Por Juan Manuel P. Domínguez*

Estamos chegando ao final de 2024 e podemos afirmar que esse foi um ano de bastante retrocesso nas pautas urgentes enquanto direitos individuais dos setores populares. Sob pretexto das campanhas municipais ou de “não dar munição para a direita” vivemos vários episódios onde infelizmente figuras, influenciadores e páginas de esquerda resolveram se alinhar a discursos transfóbicos e estigmatizantes da população trans. O que resulta bastante desonesto, considerando o apelo com que quase toda a asa esquerda partidária se autointitula defensora das “minorias” (entre várias aspas) e reclama quase sem vacilo, o voto dessa população em todas as eleições do Brasil.

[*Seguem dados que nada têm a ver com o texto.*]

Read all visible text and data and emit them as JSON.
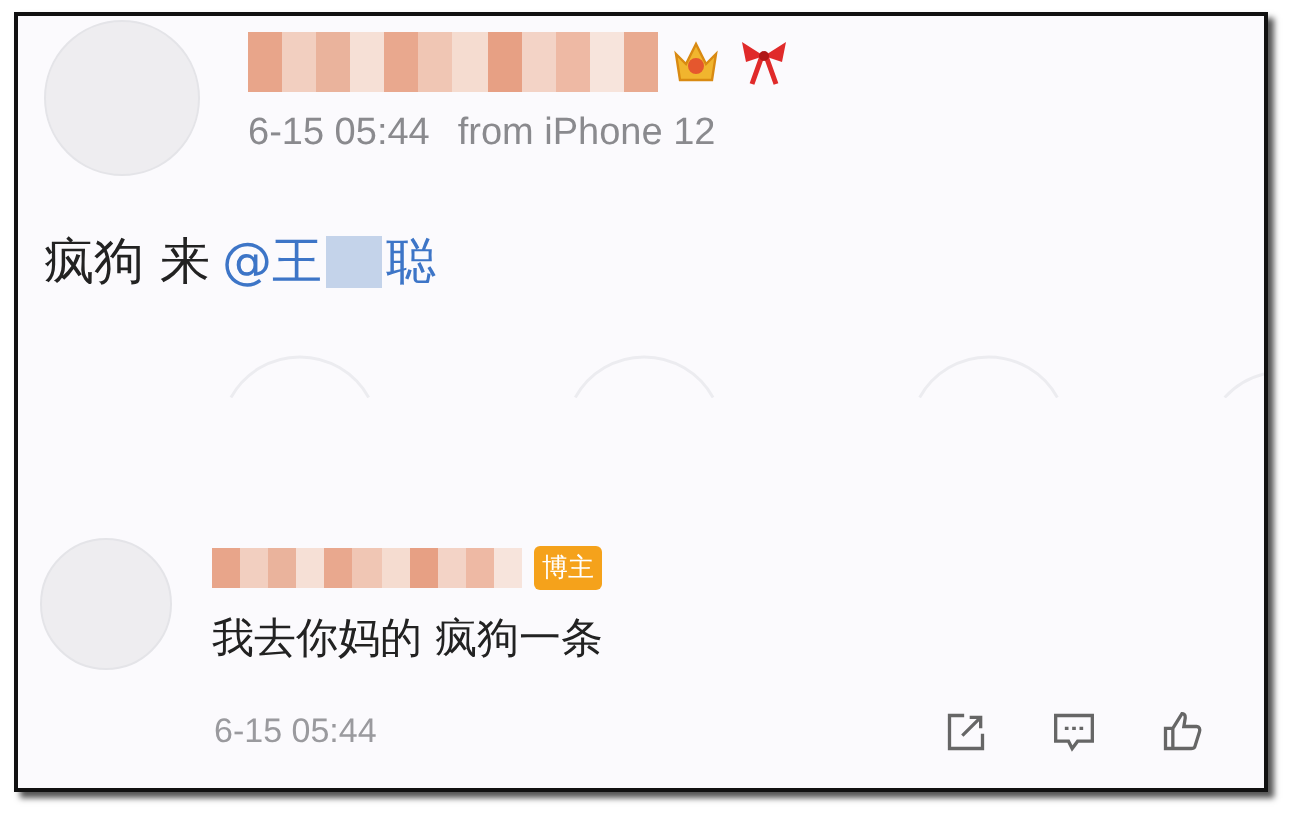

Tertuliana Lustosa, você precisa manter o decoro

Sabemos há muito tempo que dentro do debate político não tem nada mais nocivo que o dito “questionamento moral”. Criada em Salvador, a historiadora, pesquisadora e cantora piauiense Tertuliana Lustosa virou notícia ao fazer uma dança erótica na Universidade Federal do Maranhão (UFMA). O realmente chamativo foi como páginas de esquerda foram as primeiras a se escandalizar com uma dança funk da historiadora, algo que durou apenas segundos dentro de uma apresentação que durou mais de uma hora. Sem fazer menção nenhuma à trajetória da intelectual, ao caráter da apresentação do livro, várias das páginas de esquerda mais importantes do país, e influenciadores, publicaram vários post xingando Tertuliana, insultando-a, o que motivou, claro está, uma chuva de comentários insultantes nas redes sociais da historiadoras. Um dos episódios mais covardes que já vi a esquerda suscitar na minha vida toda. Mas, vamos lá. O que há de válido nessa reclamação da “esquerda iluminada” para com a historiadora?

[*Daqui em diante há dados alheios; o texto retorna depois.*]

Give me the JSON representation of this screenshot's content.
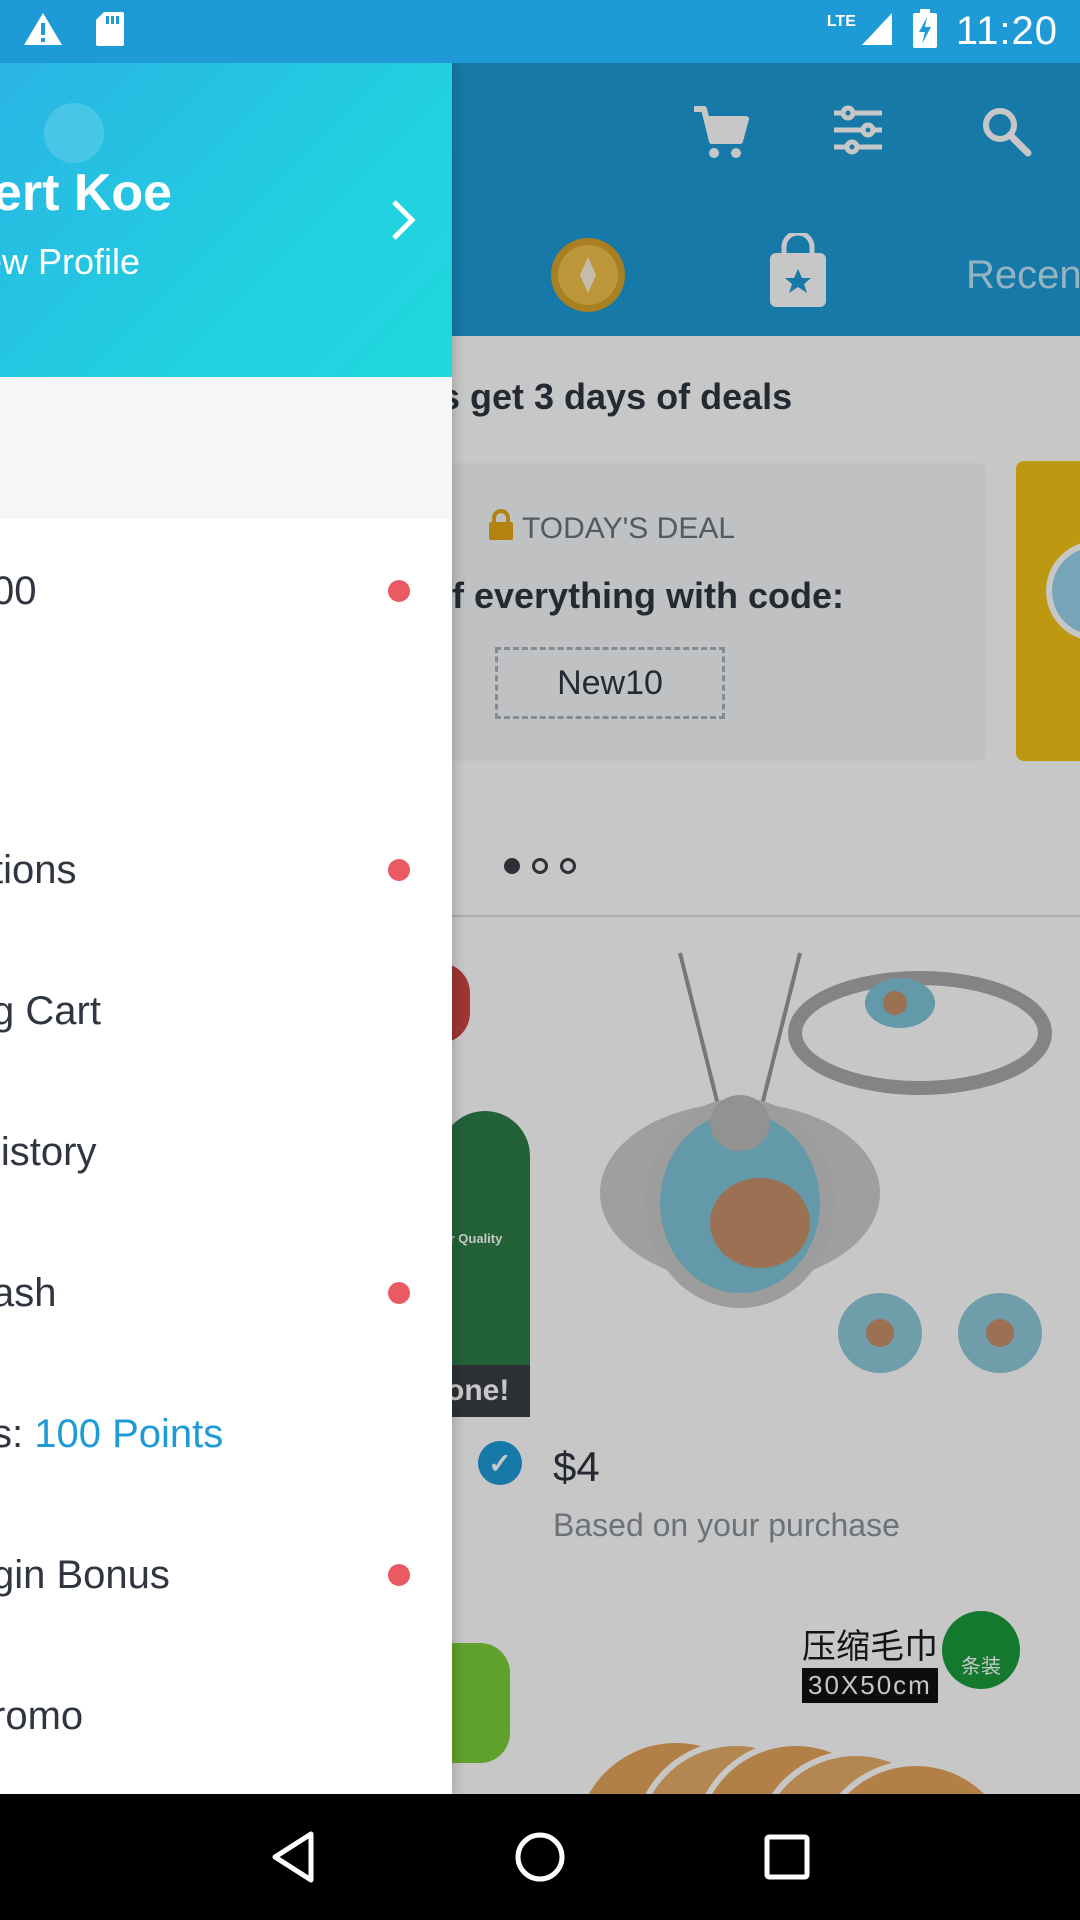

A historiadora realizou uma performance que faz parte da construção simbólica da qual forma parte o livro: “Mulheres trans são terroristas”. No sentido literal não são. No sentido simbólico, dentro de uma sociedade cristã conservadora e hetero patriarcal, um corpo trans é, de fato, um corpo que produz terror, por consequência, é um corpo terrorista. Mas, será que quem ficou escandalizado pela performance da Tertuliana pisou sequer alguma vez uma faculdade de ciências humanas?  

Porque, eu sim, fiz jornalismo e literatura.

Bom, poderia citar, por exemplo, que quando você estuda história da arte OCIDENTAL você se depara com vários, vários, vários, vários, corpos nus! Esculturas gregas, quadros renascentistas, modernistas, vanguardistas, pós- modernistas, etc!. Meu, se tem algo que você vai ver na história da arte vão ser corpos nus! Claro, estamos faltando de corpos cis hetéros. Então, aparentemente isso não escandalizaria ninguém nem quebraria nenhum “decoro académico” que tanto reclamam esses novos moralistas (diga-se transfóbicos) de esquerda.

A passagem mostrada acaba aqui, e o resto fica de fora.